Tuesday 29 May 2012

The Woodcraft Folk made me do it

Took Shark to Woodcraft Folk. She adores this group. She stands in shining-eyed equality with all the other fervent woodies, vowing friendship and harmony for ever and ever, then skips away, hand-in-hand, to make fruit kebabs and plan world peace through cooperative camping trips where there are sharing games and wholesome camp-fire songs.

I tell Shark I am delighted. Yes, I am. I totally support her, and will drive her to the woodies and back home again even though it takes forever and there is always a traffic jam through Dunstable.

I mean it too, and I totally deny there is a tiny voice in my head wishing I were really driving her to an underground anarchist cell or an Animal Liberation Front meet-up group.

That is the problem with the Woodcraft Folk. They bring out my schizophrenic attitude to niceness.

Yes, it is a very great aspiration. To want the land washed over with courtesy and decency and dignity and love for small furry animals.

But what if we actually got it?

Life would be intolerable. We would all be nice to each other. We would be helpful. All the time.

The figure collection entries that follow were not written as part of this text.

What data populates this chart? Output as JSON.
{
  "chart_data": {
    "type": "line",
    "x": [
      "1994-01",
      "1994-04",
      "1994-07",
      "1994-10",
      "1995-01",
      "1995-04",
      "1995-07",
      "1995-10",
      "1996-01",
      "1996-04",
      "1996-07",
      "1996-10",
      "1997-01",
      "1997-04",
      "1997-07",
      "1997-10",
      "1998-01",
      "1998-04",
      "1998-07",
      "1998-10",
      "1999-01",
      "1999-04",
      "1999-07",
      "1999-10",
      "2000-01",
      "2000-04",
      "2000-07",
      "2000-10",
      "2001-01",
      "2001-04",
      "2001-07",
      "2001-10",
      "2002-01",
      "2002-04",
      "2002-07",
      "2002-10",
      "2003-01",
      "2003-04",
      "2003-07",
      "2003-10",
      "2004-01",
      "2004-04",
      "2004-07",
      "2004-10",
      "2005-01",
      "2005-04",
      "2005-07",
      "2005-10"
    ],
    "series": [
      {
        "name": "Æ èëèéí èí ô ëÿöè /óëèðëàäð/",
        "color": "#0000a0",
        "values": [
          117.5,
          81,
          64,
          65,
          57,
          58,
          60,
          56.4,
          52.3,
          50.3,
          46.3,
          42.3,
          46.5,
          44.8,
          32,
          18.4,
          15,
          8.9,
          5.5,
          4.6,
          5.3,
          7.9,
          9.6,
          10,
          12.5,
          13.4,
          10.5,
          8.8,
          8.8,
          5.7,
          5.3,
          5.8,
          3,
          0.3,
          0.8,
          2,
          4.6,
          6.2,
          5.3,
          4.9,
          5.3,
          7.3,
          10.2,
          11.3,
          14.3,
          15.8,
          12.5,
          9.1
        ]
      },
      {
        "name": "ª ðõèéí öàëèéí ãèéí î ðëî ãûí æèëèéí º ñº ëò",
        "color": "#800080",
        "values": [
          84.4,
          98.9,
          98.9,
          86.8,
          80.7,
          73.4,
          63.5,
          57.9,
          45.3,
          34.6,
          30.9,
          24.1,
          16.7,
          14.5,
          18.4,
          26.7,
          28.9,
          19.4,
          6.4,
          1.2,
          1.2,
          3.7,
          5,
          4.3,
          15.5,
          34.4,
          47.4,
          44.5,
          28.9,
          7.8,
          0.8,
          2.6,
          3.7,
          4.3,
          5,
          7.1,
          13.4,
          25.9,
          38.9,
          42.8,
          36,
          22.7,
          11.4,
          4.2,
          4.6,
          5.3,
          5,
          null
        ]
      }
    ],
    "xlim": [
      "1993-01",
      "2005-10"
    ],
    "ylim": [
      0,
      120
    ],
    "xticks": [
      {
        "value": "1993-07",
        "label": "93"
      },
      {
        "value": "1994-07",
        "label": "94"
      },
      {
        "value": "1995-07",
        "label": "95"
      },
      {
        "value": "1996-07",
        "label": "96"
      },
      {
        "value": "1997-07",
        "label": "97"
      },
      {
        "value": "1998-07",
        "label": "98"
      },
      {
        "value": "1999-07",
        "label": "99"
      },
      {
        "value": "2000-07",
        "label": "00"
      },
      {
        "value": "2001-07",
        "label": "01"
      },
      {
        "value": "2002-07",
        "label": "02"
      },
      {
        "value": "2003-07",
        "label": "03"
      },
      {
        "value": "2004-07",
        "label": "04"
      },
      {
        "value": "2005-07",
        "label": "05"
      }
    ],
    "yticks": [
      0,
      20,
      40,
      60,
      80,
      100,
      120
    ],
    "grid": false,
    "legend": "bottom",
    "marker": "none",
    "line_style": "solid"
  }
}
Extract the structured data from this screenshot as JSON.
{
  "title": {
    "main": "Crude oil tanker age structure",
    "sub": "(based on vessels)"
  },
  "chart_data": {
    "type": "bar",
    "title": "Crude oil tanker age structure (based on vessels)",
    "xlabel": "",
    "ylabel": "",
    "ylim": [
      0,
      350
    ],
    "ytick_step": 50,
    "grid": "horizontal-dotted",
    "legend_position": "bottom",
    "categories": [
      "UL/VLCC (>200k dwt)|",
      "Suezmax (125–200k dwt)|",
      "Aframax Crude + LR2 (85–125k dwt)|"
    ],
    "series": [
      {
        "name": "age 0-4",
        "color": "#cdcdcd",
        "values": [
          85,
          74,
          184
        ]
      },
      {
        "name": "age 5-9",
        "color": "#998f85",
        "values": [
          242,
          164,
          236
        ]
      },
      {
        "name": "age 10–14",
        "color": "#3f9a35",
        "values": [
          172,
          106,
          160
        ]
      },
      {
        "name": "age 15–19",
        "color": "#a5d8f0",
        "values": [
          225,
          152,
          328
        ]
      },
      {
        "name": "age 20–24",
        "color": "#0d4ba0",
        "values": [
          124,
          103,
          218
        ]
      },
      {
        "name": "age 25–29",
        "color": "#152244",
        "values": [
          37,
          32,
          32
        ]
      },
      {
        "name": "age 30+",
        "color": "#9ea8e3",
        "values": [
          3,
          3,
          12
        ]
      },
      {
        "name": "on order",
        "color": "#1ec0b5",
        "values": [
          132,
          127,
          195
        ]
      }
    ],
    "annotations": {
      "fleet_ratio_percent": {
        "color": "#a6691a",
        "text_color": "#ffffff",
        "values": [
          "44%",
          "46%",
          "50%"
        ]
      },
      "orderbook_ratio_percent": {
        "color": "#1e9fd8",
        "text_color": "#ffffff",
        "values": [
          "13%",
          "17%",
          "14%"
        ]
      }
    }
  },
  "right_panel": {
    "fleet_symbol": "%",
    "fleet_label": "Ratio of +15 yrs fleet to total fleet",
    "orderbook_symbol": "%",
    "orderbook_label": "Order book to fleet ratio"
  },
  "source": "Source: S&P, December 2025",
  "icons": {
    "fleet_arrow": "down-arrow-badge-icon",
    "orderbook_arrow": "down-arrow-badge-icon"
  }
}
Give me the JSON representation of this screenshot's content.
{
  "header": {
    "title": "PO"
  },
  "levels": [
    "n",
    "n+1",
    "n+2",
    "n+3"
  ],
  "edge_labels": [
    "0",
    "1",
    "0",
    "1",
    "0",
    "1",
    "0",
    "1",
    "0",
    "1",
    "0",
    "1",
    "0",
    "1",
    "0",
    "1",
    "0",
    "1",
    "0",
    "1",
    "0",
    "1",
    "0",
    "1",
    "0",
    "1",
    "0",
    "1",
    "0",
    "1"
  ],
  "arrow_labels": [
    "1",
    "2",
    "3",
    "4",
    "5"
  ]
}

After a couple of hours, I would have a breakdown. I need a few layers of shame, grime, dirt, indignity and callous indifference to make life worth living. So although I am totally happy to support Shark's enthusiasm with the wholesome woodies, I know I have my limits. The pressure to be good might turn me bad. Then I will be forced to chuck a brick through the Co-op window just to make a point that humans can be miserable, ungenerous, cruel, mean, ugly and unkind. And no way are they getting me to sing round a camp-fire.

1 comment:

Irene said...

Make sure you do make your feelings clear to Shark. You don't want her to grow up without a healthy dose of scepticism. By the way, I am like you and will help you heave the brick through the window.